Sur ce point, le député Xavier Batut, rapporteur pour avis sur le budget 2021 de la Gendarmerie, a estimé que la crise sanitaire a « agi comme un révélateur des dysfonctionnements structurels de la mutualisation », rappelant ainsi que, en mars/avril, la « Gendarmerie nationale n’a été livrée en masques, en gel hydro-alcoolique et en gants de protection qu’avec retard – alors même que les forces de sécurité intérieure étaient au contact des populations, devant assurer le respect des règles de confinement. » Et d’en tirer la conclusion que, « au plus fort d’une crise, un chef doit pouvoir disposer de moyens opérationnels. »

Mais ce n’est pas seul exemple qu’il a donné. En effet, la « gestion des ateliers automobiles par les SGAMI interroge car bien souvent, a contrario de l’objectif d’économies budgétaires, [leur] mutualisation fait exploser les coûts d’entretien supportés par la gendarmerie », a pointé le député. « En effet, les SGAMI n’assurant pas de permanence le week-end, la gendarmerie se retrouve obligée de recourir à des dépanneurs privés, ce qui accroît d’autant les coûts d’entretien », a-t-il expliqué.
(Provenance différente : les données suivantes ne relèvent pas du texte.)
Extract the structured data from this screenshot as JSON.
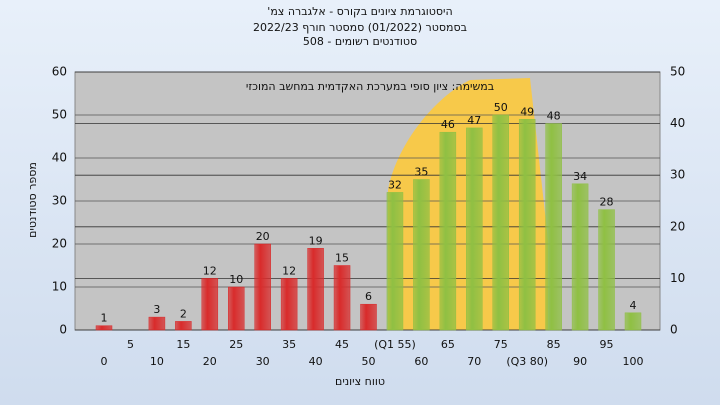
{
  "chart_data": {
    "type": "bar",
    "title": "היסטוגרמת ציונים בקורס - אלגברה צמ'",
    "subtitle": [
      "בסמסטר  (01/2022)  סמסטר חורף  2022/23",
      "סטודנטים רשומים - 508"
    ],
    "annotation": "במשימה: ציון סופי במערכת האקדמית במחשב המוכזי",
    "x_label": "טווח ציונים",
    "y_label": "מספר סטודנטים",
    "categories": [
      "0",
      "5",
      "10",
      "15",
      "20",
      "25",
      "30",
      "35",
      "40",
      "45",
      "50",
      "(Q1 55)",
      "60",
      "65",
      "70",
      "75",
      "(Q3 80)",
      "85",
      "90",
      "95",
      "100"
    ],
    "values": [
      1,
      null,
      3,
      2,
      12,
      10,
      20,
      12,
      19,
      15,
      6,
      32,
      35,
      46,
      47,
      50,
      49,
      48,
      34,
      28,
      4
    ],
    "colors": [
      "#d92b2b",
      null,
      "#d92b2b",
      "#d92b2b",
      "#d92b2b",
      "#d92b2b",
      "#d92b2b",
      "#d92b2b",
      "#d92b2b",
      "#d92b2b",
      "#d92b2b",
      "#8fc043",
      "#8fc043",
      "#8fc043",
      "#8fc043",
      "#8fc043",
      "#8fc043",
      "#8fc043",
      "#8fc043",
      "#8fc043",
      "#8fc043"
    ],
    "ylim": [
      0,
      60
    ],
    "yticks": [
      0,
      10,
      20,
      30,
      40,
      50,
      60
    ],
    "y2lim": [
      0,
      50
    ],
    "y2ticks": [
      0,
      10,
      20,
      30,
      40,
      50
    ],
    "grid": true
  }
}
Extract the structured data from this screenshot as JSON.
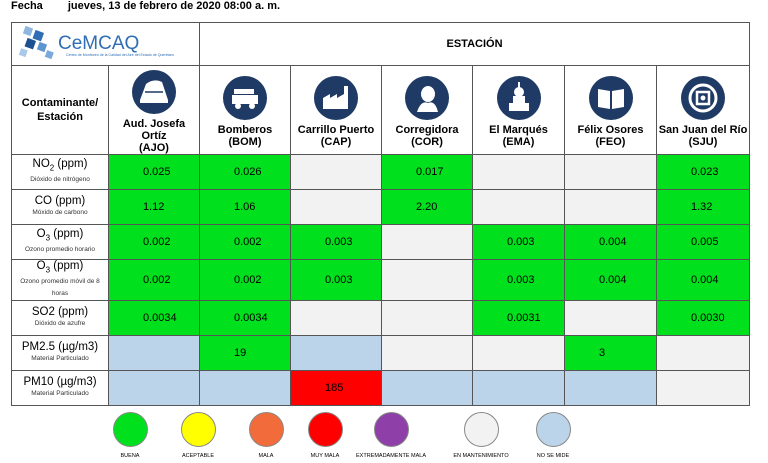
{
  "header": {
    "fecha_label": "Fecha",
    "fecha_value": "jueves, 13 de febrero de 2020   08:00 a. m."
  },
  "logo": {
    "name": "CeMCAQ",
    "tagline": "Centro de Monitoreo de la Calidad del Aire del Estado de Querétaro"
  },
  "table": {
    "title": "ESTACIÓN",
    "corner_label": "Contaminante/ Estación",
    "stations": [
      {
        "name": "Aud. Josefa Ortíz",
        "code": "(AJO)",
        "icon": "auditorium-icon"
      },
      {
        "name": "Bomberos",
        "code": "(BOM)",
        "icon": "fire-truck-icon"
      },
      {
        "name": "Carrillo Puerto",
        "code": "(CAP)",
        "icon": "factory-icon"
      },
      {
        "name": "Corregidora",
        "code": "(COR)",
        "icon": "woman-profile-icon"
      },
      {
        "name": "El Marqués",
        "code": "(EMA)",
        "icon": "church-icon"
      },
      {
        "name": "Félix Osores",
        "code": "(FEO)",
        "icon": "book-icon"
      },
      {
        "name": "San Juan del Río",
        "code": "(SJU)",
        "icon": "emblem-icon"
      }
    ],
    "rows": [
      {
        "pollutant": "NO2 (ppm)",
        "desc": "Dióxido de nitrógeno",
        "cells": [
          {
            "v": "0.025",
            "s": "g"
          },
          {
            "v": "0.026",
            "s": "g"
          },
          {
            "v": "",
            "s": "w"
          },
          {
            "v": "0.017",
            "s": "g"
          },
          {
            "v": "",
            "s": "w"
          },
          {
            "v": "",
            "s": "w"
          },
          {
            "v": "0.023",
            "s": "g"
          }
        ]
      },
      {
        "pollutant": "CO (ppm)",
        "desc": "Móxido de carbono",
        "cells": [
          {
            "v": "1.12",
            "s": "g"
          },
          {
            "v": "1.06",
            "s": "g"
          },
          {
            "v": "",
            "s": "w"
          },
          {
            "v": "2.20",
            "s": "g"
          },
          {
            "v": "",
            "s": "w"
          },
          {
            "v": "",
            "s": "w"
          },
          {
            "v": "1.32",
            "s": "g"
          }
        ]
      },
      {
        "pollutant": "O3 (ppm)",
        "desc": "Ozono promedio horario",
        "cells": [
          {
            "v": "0.002",
            "s": "g"
          },
          {
            "v": "0.002",
            "s": "g"
          },
          {
            "v": "0.003",
            "s": "g"
          },
          {
            "v": "",
            "s": "w"
          },
          {
            "v": "0.003",
            "s": "g"
          },
          {
            "v": "0.004",
            "s": "g"
          },
          {
            "v": "0.005",
            "s": "g"
          }
        ]
      },
      {
        "pollutant": "O3 (ppm)",
        "desc": "Ozono promedio móvil de 8 horas",
        "cells": [
          {
            "v": "0.002",
            "s": "g"
          },
          {
            "v": "0.002",
            "s": "g"
          },
          {
            "v": "0.003",
            "s": "g"
          },
          {
            "v": "",
            "s": "w"
          },
          {
            "v": "0.003",
            "s": "g"
          },
          {
            "v": "0.004",
            "s": "g"
          },
          {
            "v": "0.004",
            "s": "g"
          }
        ]
      },
      {
        "pollutant": "SO2 (ppm)",
        "desc": "Dióxido de azufre",
        "cells": [
          {
            "v": "0.0034",
            "s": "g"
          },
          {
            "v": "0.0034",
            "s": "g"
          },
          {
            "v": "",
            "s": "w"
          },
          {
            "v": "",
            "s": "w"
          },
          {
            "v": "0.0031",
            "s": "g"
          },
          {
            "v": "",
            "s": "w"
          },
          {
            "v": "0.0030",
            "s": "g"
          }
        ]
      },
      {
        "pollutant": "PM2.5 (µg/m3)",
        "desc": "Material Particulado",
        "cells": [
          {
            "v": "",
            "s": "b"
          },
          {
            "v": "19",
            "s": "g"
          },
          {
            "v": "",
            "s": "b"
          },
          {
            "v": "",
            "s": "w"
          },
          {
            "v": "",
            "s": "w"
          },
          {
            "v": "3",
            "s": "g"
          },
          {
            "v": "",
            "s": "w"
          }
        ]
      },
      {
        "pollutant": "PM10 (µg/m3)",
        "desc": "Material Particulado",
        "cells": [
          {
            "v": "",
            "s": "b"
          },
          {
            "v": "",
            "s": "b"
          },
          {
            "v": "185",
            "s": "r"
          },
          {
            "v": "",
            "s": "b"
          },
          {
            "v": "",
            "s": "b"
          },
          {
            "v": "",
            "s": "b"
          },
          {
            "v": "",
            "s": "w"
          }
        ]
      }
    ]
  },
  "colors": {
    "buena": "#00e01c",
    "aceptable": "#ffff00",
    "mala": "#f26b3a",
    "muy_mala": "#ff0000",
    "extremadamente_mala": "#8e3fa8",
    "mantenimiento": "#f2f2f2",
    "no_se_mide": "#bcd4ea"
  },
  "legend": [
    {
      "label": "BUENA",
      "color": "#00e01c"
    },
    {
      "label": "ACEPTABLE",
      "color": "#ffff00"
    },
    {
      "label": "MALA",
      "color": "#f26b3a"
    },
    {
      "label": "MUY MALA",
      "color": "#ff0000"
    },
    {
      "label": "EXTREMADAMENTE  MALA",
      "color": "#8e3fa8"
    },
    {
      "label": "EN MANTENIMIENTO",
      "color": "#f2f2f2"
    },
    {
      "label": "NO SE MIDE",
      "color": "#bcd4ea"
    }
  ]
}
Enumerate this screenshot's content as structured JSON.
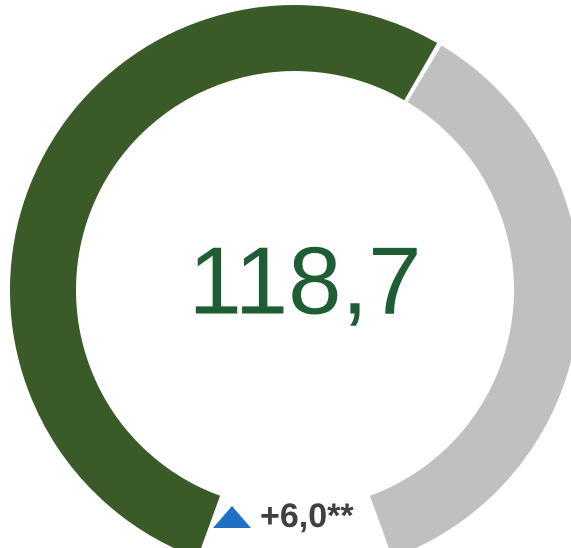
{
  "chart_data": {
    "type": "gauge",
    "values": [
      118.7
    ],
    "value_labels": [
      "118,7"
    ],
    "ylim": [
      0,
      200
    ],
    "color": "#3a5a27",
    "track_color": "#c0c0c0",
    "value_text_color": "#1f5e34",
    "delta": {
      "values": [
        6.0
      ],
      "value_labels": [
        "+6,0**"
      ],
      "color": "#404040",
      "arrow_color": "#1f6fc5"
    }
  }
}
Dans son rapport, et même s’il ne rejette pas toute idée de mutualisation, M. Batut estime que ces SGAMI « s’apparentent à des structures hors-sol qui ne sont pas enclines à écouter les préoccupations de la gendarmerie. » Et d’insister : « Ce choix de gouvernance de la logistique va à l’encontre du sacro-saint principe opérationnel bien connu des services de soutiens dans les armées – ‘un chef, une mission, des moyens’ – qui veut que le chef opérationnel ait des marges de manœuvre pour gérer sa logistique. »

En effet, poursuit-il, cette gestion logistique « doit revenir au chef » car c’est le principe même d’une force armée. » Une autre observation formulée par Batut est que le fonctionnement des SGAMI est, en quelques sorte, incompatible avec la militarité de la Gendarmerie, en particulier s’agissant de la « disponibilité en tout temps et en tout lieu, sept jours sur sept, vingt-quatre heures sur vingt-quatre. »

« En effet, par essence une force de sécurité, en tant que service public régalien, doit pouvoir fonctionner en continu – y compris et même surtout en temps de crise », fait valoir le député.

Les questions soulevées par M. Batut ont fait l’objet d’un amendement qui a été adopté lors du débat budgétaire intéressant le ministère de l’Intérieur. Ainsi, ce texte demande au gouvernement de remettre au Parlement un rapport « dressant un bilan de l’impact de la création des secrétariats généraux pour l’administration du ministère de l’intérieur en matière de gestion des effectifs et des crédits de fonctionnement de la Gendarmerie nationale. »

« On conçoit qu’il puisse, dans certains cas, être opportun de mutualiser certaines fonctions pour faire des économies budgétaires. Mais encore faut-il savoir jusqu’où aller dans cette mutualisation. Pour cela, il conviendrait de mener une évaluation de l’impact de la création des secrétariats généraux pour l’administration du ministère de l’intérieur en matière de gestion des effectifs et des crédits de fonctionnement de la gendarmerie nationale », est-il ainsi expliqué dans l’exposé des motifs.